I’m leaving my estate equally to my children, and named one daughter as my executor. What will she have to do? I own IRAs, stocks and bonds and two houses.

Your executor’s job is to administer your estate — paying your bills, filing your tax returns, managing your investments — until it’s settled. You can make her job easier by leaving her a list of all your financial accounts and important documents and where to find them. One of the most important is the original copy of your will. (Your heirs would have to jump through legal hoops to persuade the probate court to accept another copy.)

Be sure to include the number of your safe deposit box and where to find the key, and the names and telephone numbers of your lawyer, tax accountant, and any other financial advisers.

After the probate court has authorized your executor to carry out your will’s instructions, she’ll open a bank account for your estate. She’ll transfer the accounts that were in your sole name and have no designated beneficiaries into the new estate account. She’ll write checks on that account to pay the estate’s bills, taxes and administrative expenses. When the estate is settled — in other words, after all the bills are paid and the houses have been sold — she’ll distribute the estate account balance in equal shares to herself and her siblings.

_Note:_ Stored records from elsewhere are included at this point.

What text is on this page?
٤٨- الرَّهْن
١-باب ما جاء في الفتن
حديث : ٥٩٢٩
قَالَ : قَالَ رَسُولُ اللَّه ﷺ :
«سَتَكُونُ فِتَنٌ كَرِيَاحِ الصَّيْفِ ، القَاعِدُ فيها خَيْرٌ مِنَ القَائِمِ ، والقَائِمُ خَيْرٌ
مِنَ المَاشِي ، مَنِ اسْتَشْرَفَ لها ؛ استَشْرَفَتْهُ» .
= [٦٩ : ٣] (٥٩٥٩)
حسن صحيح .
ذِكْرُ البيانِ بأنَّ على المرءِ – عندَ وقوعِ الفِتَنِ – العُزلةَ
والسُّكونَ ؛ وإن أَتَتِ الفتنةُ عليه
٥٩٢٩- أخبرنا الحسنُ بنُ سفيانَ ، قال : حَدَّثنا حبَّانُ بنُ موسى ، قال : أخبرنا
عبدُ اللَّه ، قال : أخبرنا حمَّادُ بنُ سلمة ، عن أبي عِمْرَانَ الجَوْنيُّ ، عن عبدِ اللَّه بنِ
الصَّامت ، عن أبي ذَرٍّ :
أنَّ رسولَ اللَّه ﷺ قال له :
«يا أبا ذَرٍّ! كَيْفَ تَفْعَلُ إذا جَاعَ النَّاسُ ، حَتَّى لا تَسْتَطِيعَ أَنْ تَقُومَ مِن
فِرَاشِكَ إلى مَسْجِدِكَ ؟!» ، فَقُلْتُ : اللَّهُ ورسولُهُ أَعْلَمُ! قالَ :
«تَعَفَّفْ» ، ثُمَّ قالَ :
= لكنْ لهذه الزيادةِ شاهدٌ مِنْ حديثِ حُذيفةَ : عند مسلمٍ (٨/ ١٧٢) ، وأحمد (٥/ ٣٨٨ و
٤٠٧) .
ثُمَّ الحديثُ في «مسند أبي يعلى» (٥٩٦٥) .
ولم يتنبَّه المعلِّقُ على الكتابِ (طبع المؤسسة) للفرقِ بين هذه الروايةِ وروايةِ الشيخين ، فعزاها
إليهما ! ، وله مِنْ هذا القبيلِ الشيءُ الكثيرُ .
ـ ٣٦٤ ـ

Your executor isn’t in charge of assets that have designated beneficiaries or that you owned jointly with another person. They don’t go into your estate account. The financial institutions that hold your beneficiary-designated and jointly owned accounts will transfer them to the named beneficiaries and surviving joint owners on presentation of your death certificate.

THE BOTTOM LINE

Make sure your executor can easily locate your financial accounts and important documents.